HDFC Bank, the largest private lender, fell by 4% today on the BSE. The shares began trading at Rs 1599 each, which was 1.84% down from its previous closing price of Rs 1629 each. It hit an intraday low of Rs 1560.60 and finally closed near its today’s low price at Rs 1563.90, which is exactly 4% down from its previous closing price. The biggest fall in HDFC shares this year occurred on May 05, 2023, when it fell approximately 5.91% in a day and closed at Rs 1625.65 on that day.
In terms of market capitalization, it fell approximately Rs 49,355 crore today, from Rs 12,34,104 crore to Rs 11,84,749 crore in a day.
The most important question here is why it fell so much and what happened to the stock as well as the company overnight.
The answer is that HDFC Bank organized an analyst meeting on Monday and during its meeting, HDFC Bank pointed out the possibility of a short-term worsening of net interest margin (NIM), net worth, and asset quality following its merger with its parent company, Housing Development Finance Corporation.
Net Interest Margins
At the meeting, analysts cited Chief Financial Officer Srinivasan Vaidyanathan as saying that the NIMs may narrow by 25 basis points (bps) due to the combined impact of the incremental Cash Reserve Ratio (CRR) and excess liquidity.
Vaidyanathan also mentioned a one-time hit of Rs 20,000 crore due to an erosion in HDFC limited net worth, attributed to one-off charges such as deferred tax liability, the impact of incremental cash reserve ratio, and alignment with the new Indian accounting standards.

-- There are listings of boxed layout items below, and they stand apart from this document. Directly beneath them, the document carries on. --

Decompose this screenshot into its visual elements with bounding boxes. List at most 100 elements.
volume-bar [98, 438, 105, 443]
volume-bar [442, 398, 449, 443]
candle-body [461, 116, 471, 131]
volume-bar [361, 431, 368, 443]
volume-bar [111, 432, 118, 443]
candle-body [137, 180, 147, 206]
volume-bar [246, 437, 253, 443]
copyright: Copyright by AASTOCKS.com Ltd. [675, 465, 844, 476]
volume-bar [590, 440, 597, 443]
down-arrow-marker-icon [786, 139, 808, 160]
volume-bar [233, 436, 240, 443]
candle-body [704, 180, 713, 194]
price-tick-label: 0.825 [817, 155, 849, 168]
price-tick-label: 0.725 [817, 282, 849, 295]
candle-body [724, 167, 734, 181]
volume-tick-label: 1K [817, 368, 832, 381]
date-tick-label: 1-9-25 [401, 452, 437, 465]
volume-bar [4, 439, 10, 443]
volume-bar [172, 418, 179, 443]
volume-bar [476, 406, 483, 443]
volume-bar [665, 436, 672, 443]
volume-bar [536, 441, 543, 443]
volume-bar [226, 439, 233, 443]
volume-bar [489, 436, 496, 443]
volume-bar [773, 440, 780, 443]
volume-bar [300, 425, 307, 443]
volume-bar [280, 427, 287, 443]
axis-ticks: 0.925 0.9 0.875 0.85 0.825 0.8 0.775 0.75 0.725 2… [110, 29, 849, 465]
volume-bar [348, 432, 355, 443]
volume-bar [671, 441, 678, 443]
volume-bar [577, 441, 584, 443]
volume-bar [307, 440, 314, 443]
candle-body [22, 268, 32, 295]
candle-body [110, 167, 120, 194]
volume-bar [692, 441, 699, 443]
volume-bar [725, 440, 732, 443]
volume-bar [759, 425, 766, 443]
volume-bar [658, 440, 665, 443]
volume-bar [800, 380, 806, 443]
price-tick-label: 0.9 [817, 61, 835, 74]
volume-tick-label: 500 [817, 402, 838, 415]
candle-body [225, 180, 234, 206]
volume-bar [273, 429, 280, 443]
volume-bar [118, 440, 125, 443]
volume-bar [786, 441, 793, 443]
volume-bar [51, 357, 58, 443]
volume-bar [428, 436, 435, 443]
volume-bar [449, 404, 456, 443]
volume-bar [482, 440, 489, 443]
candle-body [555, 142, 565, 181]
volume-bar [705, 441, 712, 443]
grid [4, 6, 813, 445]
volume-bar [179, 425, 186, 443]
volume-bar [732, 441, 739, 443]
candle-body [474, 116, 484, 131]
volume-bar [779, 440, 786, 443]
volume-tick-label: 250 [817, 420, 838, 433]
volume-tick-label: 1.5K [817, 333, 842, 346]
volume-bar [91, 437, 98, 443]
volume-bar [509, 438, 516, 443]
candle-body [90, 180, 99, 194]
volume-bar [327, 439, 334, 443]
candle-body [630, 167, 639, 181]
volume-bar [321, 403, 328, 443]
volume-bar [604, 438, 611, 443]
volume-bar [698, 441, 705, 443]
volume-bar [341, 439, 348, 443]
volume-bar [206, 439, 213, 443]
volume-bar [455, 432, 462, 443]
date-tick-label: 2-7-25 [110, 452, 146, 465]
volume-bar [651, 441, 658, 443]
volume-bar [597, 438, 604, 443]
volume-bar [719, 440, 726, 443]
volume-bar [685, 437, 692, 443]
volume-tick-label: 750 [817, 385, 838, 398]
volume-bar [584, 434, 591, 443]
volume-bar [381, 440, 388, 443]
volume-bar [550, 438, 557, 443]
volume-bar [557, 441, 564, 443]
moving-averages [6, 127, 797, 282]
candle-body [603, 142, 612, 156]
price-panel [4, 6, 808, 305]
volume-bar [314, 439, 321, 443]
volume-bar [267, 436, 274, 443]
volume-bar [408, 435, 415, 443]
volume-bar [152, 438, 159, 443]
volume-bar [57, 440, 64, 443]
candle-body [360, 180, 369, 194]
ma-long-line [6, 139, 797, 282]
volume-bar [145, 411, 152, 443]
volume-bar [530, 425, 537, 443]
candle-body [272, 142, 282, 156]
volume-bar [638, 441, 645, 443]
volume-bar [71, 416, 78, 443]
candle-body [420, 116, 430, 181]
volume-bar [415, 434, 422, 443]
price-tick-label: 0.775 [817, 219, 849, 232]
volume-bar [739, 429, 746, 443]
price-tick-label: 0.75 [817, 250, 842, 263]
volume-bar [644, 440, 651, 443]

According to an investor presentation on its website, HDFC’s net worth, which previously stood at Rs 1.340 billion as of March 31, 2023, will now be lower, at Rs 1118 billion as of July 1, under the IGAAP financial reporting standards following its merger with the bank.
Furthermore, the bank is likely to see a marginal worsening of its bad loan ratios after the merger with HDFC Ltd., the bank is expected to experience an increase in its GNPA ratio to 1.4% as of July 1, compared to 1.2% as of June 30 as per Vaidyanathan, during a discussion. In a presentation, the bank also mentioned that the net NPA ratio will rise to 0.4% from 0.3% at the end of the first quarter.
The increase in bad loans can be attributed to HDFC’s non-individual housing loan portfolio, which reported a gross bad loan ratio of 6.7% as of July 1st. There are certain non-individual accounts that the bank’s risk assessment is not comfortable holding, he said.
As of March 31, HDFC had a total loan portfolio exceeding Rs 6 lakh crore, comprising Rs 4.99 lakh crore in retail loans and Rs 1.15 lakh crore in loans extended to corporate entities. The bank has maintained sufficient provisions for these loans, according to the bank’s CFO.
As of July 1, the provision coverage ratio for the merged entity stands at 74%, compared to 75% as of June 30. At present, the non-individual loan portfolio is in a state of reduction, and it is expected to take a few quarters before it stabilizes, as mentioned by Vaidyanathan.
The combined loan portfolio now exceeds Rs 22 lakh crore, making it second only to the State Bank of India in terms of asset size. Some analysts express concerns that the expansion of the balance sheet could potentially prevent future growth.
On July 1, the merger of the two entities occurred, resulting in the formation of the second-largest bank in India.
Disclaimer: This blog has been written exclusively for educational purposes. The securities mentioned are only examples and not recommendations. It is based on several secondary sources on the internet and is subject to changes. Please consult an expert before making related decisions.